Hematological malignancies complicating β-thalassemia syndromes: a single center experience

Abstract

TO THE EDITOR: Only few reports have addressed the occurrence of hematological malignancies in patients suffering from β-thalassemia. We herein report two patients with major and intermedia β-thalassemia who were complicated with Hodgkin's lymphoma and chronic myelogenous leukemia (CML) during the course of the disease, respectively.
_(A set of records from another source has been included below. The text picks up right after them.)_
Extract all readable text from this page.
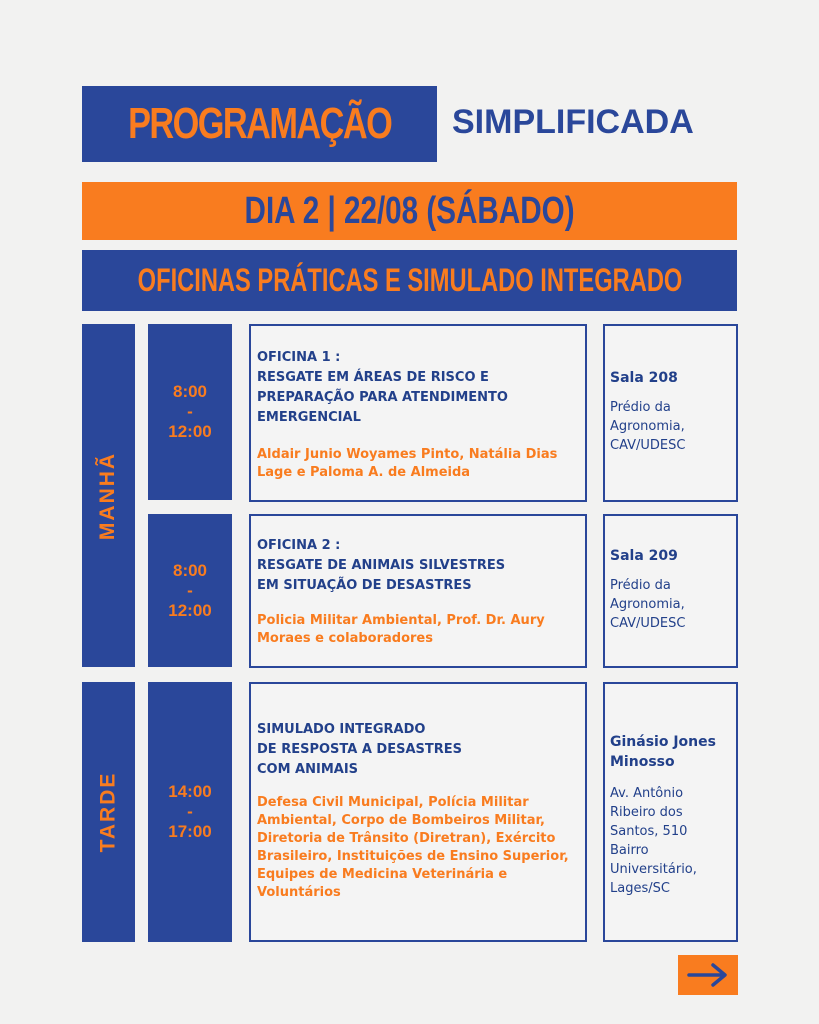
PROGRAMAÇÃO SIMPLIFICADA
DIA 2 | 22/08 (SÁBADO)
OFICINAS PRÁTICAS E SIMULADO INTEGRADO
MANHÃ
TARDE
8:00
-
12:00
OFICINA 1 :
RESGATE EM ÁREAS DE RISCO E
PREPARAÇÃO PARA ATENDIMENTO
EMERGENCIAL
Aldair Junio Woyames Pinto, Natália Dias Lage e Paloma A. de Almeida
Sala 208
Prédio da
Agronomia,
CAV/UDESC
8:00
-
12:00
OFICINA 2 :
RESGATE DE ANIMAIS SILVESTRES
EM SITUAÇÃO DE DESASTRES
Policia Militar Ambiental, Prof. Dr. Aury Moraes e colaboradores
Sala 209
Prédio da
Agronomia,
CAV/UDESC
14:00
-
17:00
SIMULADO INTEGRADO
DE RESPOSTA A DESASTRES
COM ANIMAIS
Defesa Civil Municipal, Polícia Militar Ambiental, Corpo de Bombeiros Militar, Diretoria de Trânsito (Diretran), Exército Brasileiro, Instituições de Ensino Superior, Equipes de Medicina Veterinária e Voluntários
Ginásio Jones Minosso
Av. Antônio
Ribeiro dos
Santos, 510
Bairro
Universitário,
Lages/SC
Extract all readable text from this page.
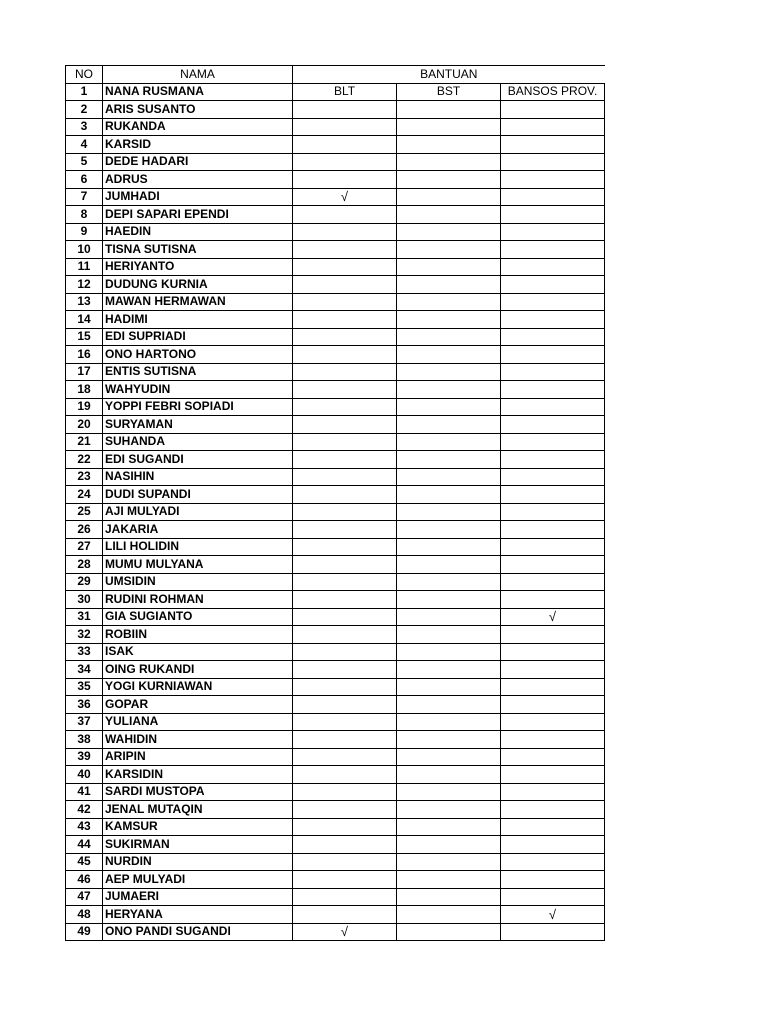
NO	NAMA	BANTUAN		
1	NANA RUSMANA	BLT	BST	BANSOS PROV.
2	ARIS SUSANTO			
3	RUKANDA			
4	KARSID			
5	DEDE HADARI			
6	ADRUS			
7	JUMHADI	√		
8	DEPI SAPARI EPENDI			
9	HAEDIN			
10	TISNA SUTISNA			
11	HERIYANTO			
12	DUDUNG KURNIA			
13	MAWAN HERMAWAN			
14	HADIMI			
15	EDI SUPRIADI			
16	ONO HARTONO			
17	ENTIS SUTISNA			
18	WAHYUDIN			
19	YOPPI FEBRI SOPIADI			
20	SURYAMAN			
21	SUHANDA			
22	EDI SUGANDI			
23	NASIHIN			
24	DUDI SUPANDI			
25	AJI MULYADI			
26	JAKARIA			
27	LILI HOLIDIN			
28	MUMU MULYANA			
29	UMSIDIN			
30	RUDINI ROHMAN			
31	GIA SUGIANTO			√
32	ROBIIN			
33	ISAK			
34	OING RUKANDI			
35	YOGI KURNIAWAN			
36	GOPAR			
37	YULIANA			
38	WAHIDIN			
39	ARIPIN			
40	KARSIDIN			
41	SARDI MUSTOPA			
42	JENAL MUTAQIN			
43	KAMSUR			
44	SUKIRMAN			
45	NURDIN			
46	AEP MULYADI			
47	JUMAERI			
48	HERYANA			√
49	ONO PANDI SUGANDI	√		
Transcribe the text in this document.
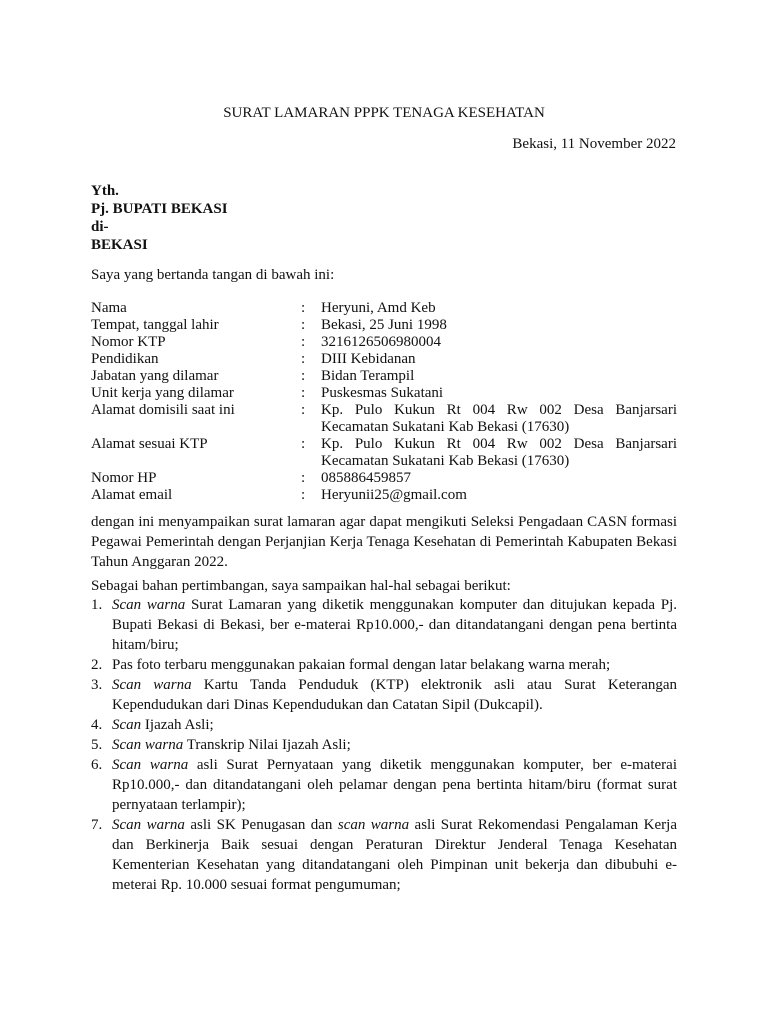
SURAT LAMARAN PPPK TENAGA KESEHATAN
Bekasi, 11 November 2022
Yth.
Pj. BUPATI BEKASI
di-
BEKASI
Saya yang bertanda tangan di bawah ini:
Nama	:	Heryuni, Amd Keb
Tempat, tanggal lahir	:	Bekasi, 25 Juni 1998
Nomor KTP	:	3216126506980004
Pendidikan	:	DIII Kebidanan
Jabatan yang dilamar	:	Bidan Terampil
Unit kerja yang dilamar	:	Puskesmas Sukatani
Alamat domisili saat ini	:	Kp. Pulo Kukun Rt 004 Rw 002 Desa Banjarsari
Kecamatan Sukatani Kab Bekasi (17630)
Alamat sesuai KTP	:	Kp. Pulo Kukun Rt 004 Rw 002 Desa Banjarsari
Kecamatan Sukatani Kab Bekasi (17630)
Nomor HP	:	085886459857
Alamat email	:	Heryunii25@gmail.com
dengan ini menyampaikan surat lamaran agar dapat mengikuti Seleksi Pengadaan CASN formasi Pegawai Pemerintah dengan Perjanjian Kerja Tenaga Kesehatan di Pemerintah Kabupaten Bekasi Tahun Anggaran 2022.
Sebagai bahan pertimbangan, saya sampaikan hal-hal sebagai berikut:
1. Scan warna Surat Lamaran yang diketik menggunakan komputer dan ditujukan kepada Pj. Bupati Bekasi di Bekasi, ber e-materai Rp10.000,- dan ditandatangani dengan pena bertinta hitam/biru;
2. Pas foto terbaru menggunakan pakaian formal dengan latar belakang warna merah;
3. Scan warna Kartu Tanda Penduduk (KTP) elektronik asli atau Surat Keterangan Kependudukan dari Dinas Kependudukan dan Catatan Sipil (Dukcapil).
4. Scan Ijazah Asli;
5. Scan warna Transkrip Nilai Ijazah Asli;
6. Scan warna asli Surat Pernyataan yang diketik menggunakan komputer, ber e-materai Rp10.000,- dan ditandatangani oleh pelamar dengan pena bertinta hitam/biru (format surat pernyataan terlampir);
7. Scan warna asli SK Penugasan dan scan warna asli Surat Rekomendasi Pengalaman Kerja dan Berkinerja Baik sesuai dengan Peraturan Direktur Jenderal Tenaga Kesehatan Kementerian Kesehatan yang ditandatangani oleh Pimpinan unit bekerja dan dibubuhi e-meterai Rp. 10.000 sesuai format pengumuman;
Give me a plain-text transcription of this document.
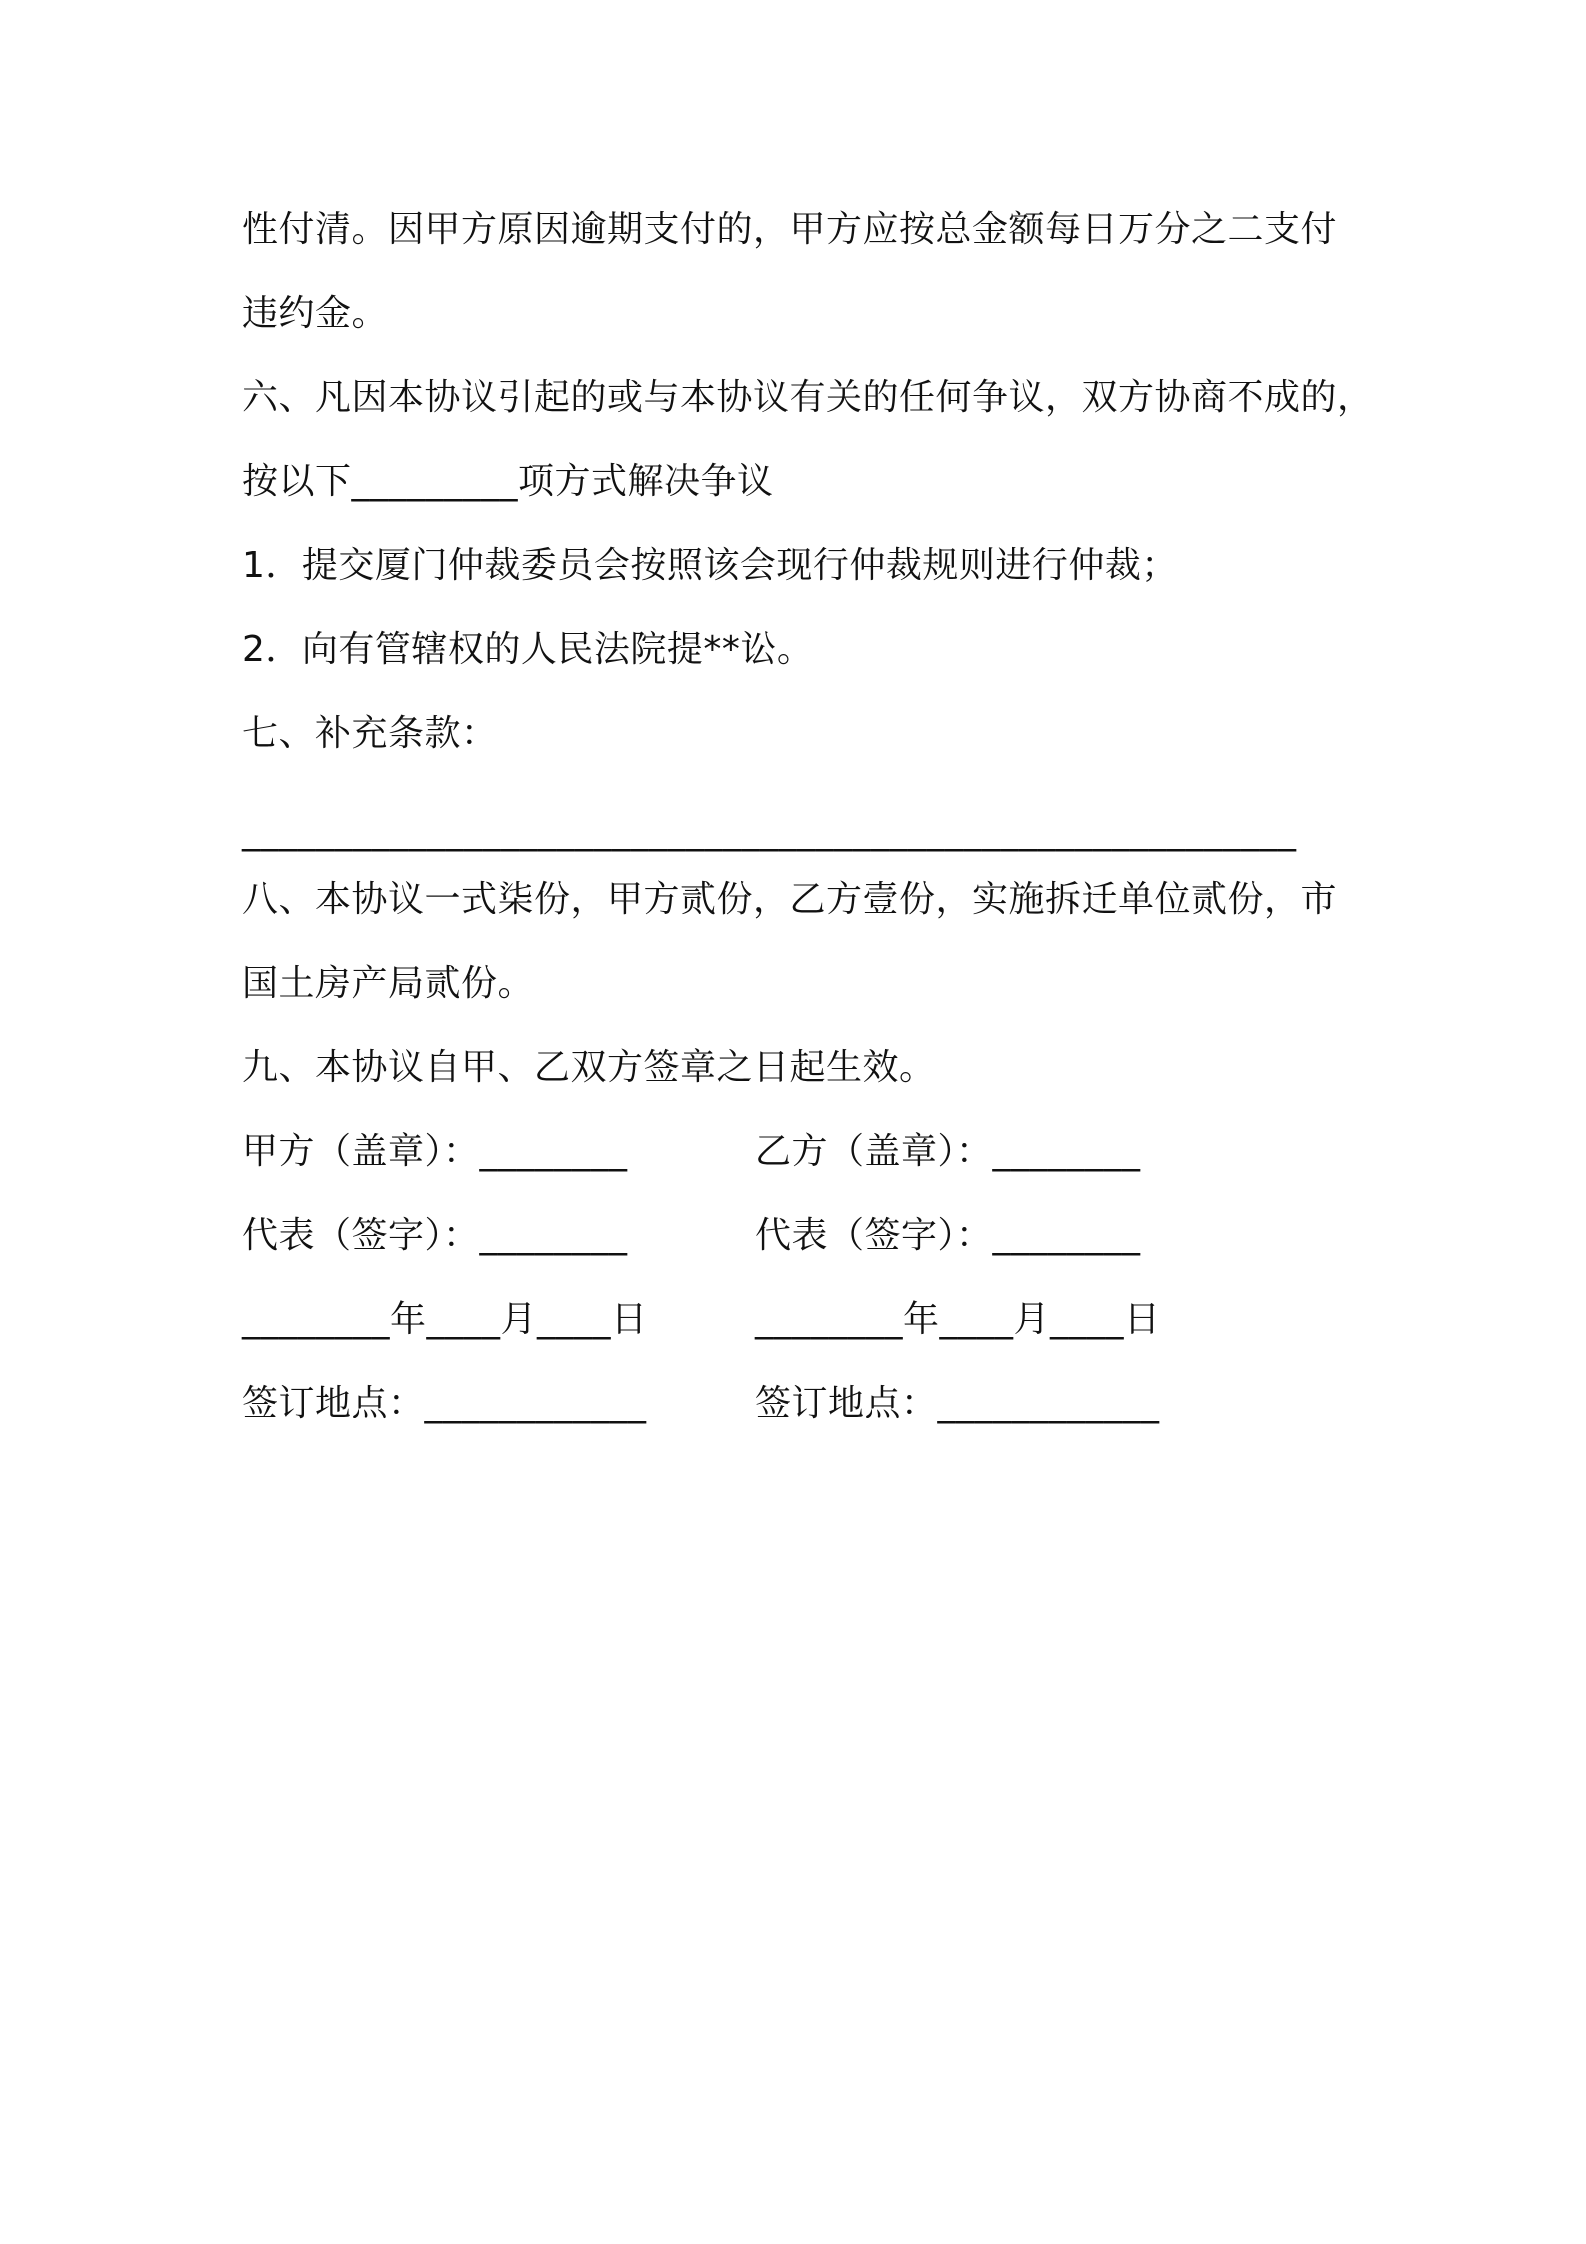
性付清。因甲方原因逾期支付的，甲方应按总金额每日万分之二支付
违约金。
六、凡因本协议引起的或与本协议有关的任何争议，双方协商不成的，
按以下_________项方式解决争议
1．提交厦门仲裁委员会按照该会现行仲裁规则进行仲裁；
2．向有管辖权的人民法院提**讼。
七、补充条款：
_________________________________________________________
八、本协议一式柒份，甲方贰份，乙方壹份，实施拆迁单位贰份，市
国土房产局贰份。
九、本协议自甲、乙双方签章之日起生效。
甲方（盖章）：________	乙方（盖章）：________
代表（签字）：________	代表（签字）：________
________年____月____日	________年____月____日
签订地点：____________	签订地点：____________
This report indicate that malignancies should be suspected and kept in mind in patients with β-thalassemia syndromes presenting with proposed signs and symptoms including unexplained lymphadenopathy, leukocytosis and splenomegaly. β-thalassemia major is a genetic hemoglobinopathy characterized by point mutations of β-globin chain resulting in accumulation and deposition of unpaired β-globin chains in red blood cell (RBC). This causes severe hemolysis and ineffective hematopoiesis leading to severe anemia [1]. Currently the availability of proper care and appropriate treatment strategies including regular transfusions, allogeneic stem-cell transplantation, inducers of fetal hemoglobin, and precise iron chelation therapy with desferrioxamine (DFO) and/or deferiprone (DFP) have resulted in increased life expectancy and quality of life of the patients suffering from β-thalassemia major [2-4]. This increased life span increases the possibility of occurrence of other diseases such as malignancies. Although, previously malignancies were considered rare in β-thalassemia patients, but currently the number of malignancies reported in thalassemic patients is increasing [5-9]. We herein, report two patients with β-thalassemia major and intermedia who developed Hodgkin's lymphoma and chronic myelogenous leukemia (CML) during the course of the disease.